Bonnie Kristian had an article in Christianity Today entitled, “We are obsessed with Gender.”  She thinks we talk, “endlessly about manhood and womanhood (biblical or otherwise), masculinity and femininity, gender roles and whether our conception and execution of them is Christlike or worldly.”  She maintains, “The way we now speak about gender in popular conversation is downstream of the convoluted work of academic gender theorists…..The exact schema of gender theory depends on the thinker.”  For some, gender is an expression of sex; while for others it is wholly independent of sex.

Kristian maintains, “Sex is the biological fact, while gender is about the cultural expectations, norms, and habits related to each sex.  Gender as ‘social construct’ is the common phrase.”  Being a man or a woman is a “biological reality, a relational necessity, a given, and a gift of God, through a gift we may sometimes struggle to understand.” However, quoting  Leah Libresco,  she wonders if, “being a man or a woman is something you can fail at.” This made me think about my being a man.  She points out the need of virtue.  “Sex is a given, but virtue is not, and our individual pursuits of virtue may well be shaped by our sex and gender.”  
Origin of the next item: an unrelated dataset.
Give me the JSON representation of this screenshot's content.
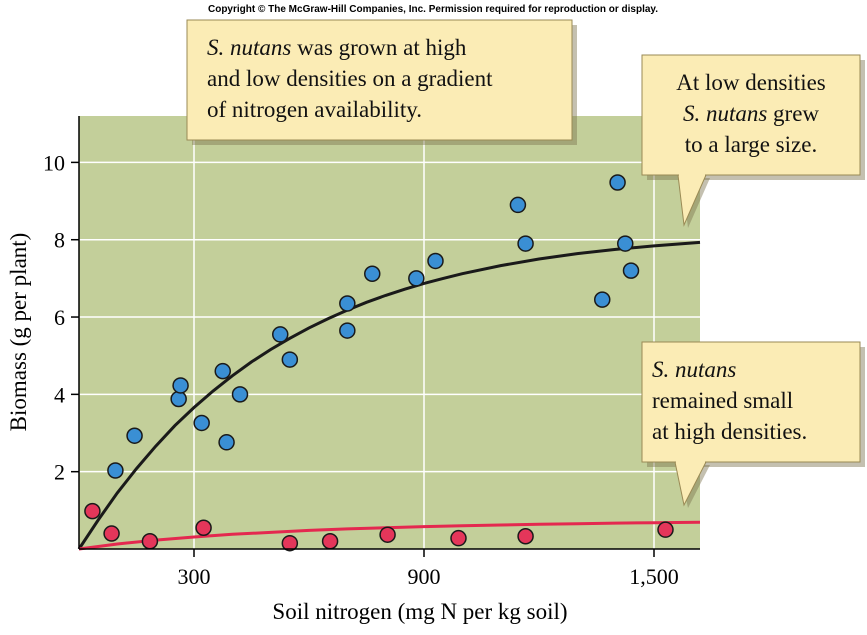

Kristian then asks, “What would it mean to understand that we can’t fail in being a man or a woman?”  It’s a given in the creation story:  “male and female He created” us (Gen 1:27)?  How could this reality break our culture’s gender fixation.  It could free us from the idea of gender affirmation.  According to Alastair Roberts, “Most people have a strong sense of being men or women.” But young men today are in great need for direction, norms for how to  be a man.  They are looking for something “thick enough to live on.”  Kristian believes, “we need virtue not in the abstract, but, suitably to the subject at hand, embodied in relationship.” 

Kristian suggests, “Rather than meet overthinking with even more thinking, or answering anxiety about measuring up with another standard to reach, we should focus on growing in grace and love in the relationships God gives us.  Focus on life in community – especially family, but also in friendship, neighborhood, school, work, and church.”  It is in community where we find virtues being lived out.    

Kristian gives men a challenge.  “Learn from elderly couples with long marriages.  Invest in institutions and help young people get their start.  Aspire to imitate the good men and good women you know, to emulate their model of maleness or femaleness conformed not to stereotypes but to Christ.”

I am struck by the thought of focusing on virtues being expressed in community.  In an embodied group of believers, we will find male and female lived out, not just talked about in the abstract.  For me this has meant to following:

First, I am eternally thankful for me wife, Judy.  Together we desire to embody the  truth of God creating a man and a woman.  Our marriage has attempted to live out that reality, in a way unique for us.

Secondly, I am very grateful for the authors, whose insights have helped me in my masculinity, especially Leanne Payne and Richard Rohr.  They were available for me during my formative years.

Thirdly, I am eternally grateful for the godly men, who have feed the “father hunger” in my soul.  Men, like Dick Denny, John Sandford, Chuck Metleman and Dave Anderson. 

Fourthly, now as a man on the tail end of his journey, I pray with all my heart, that I might still be a man of virtue, able to encourage younger men on the journey.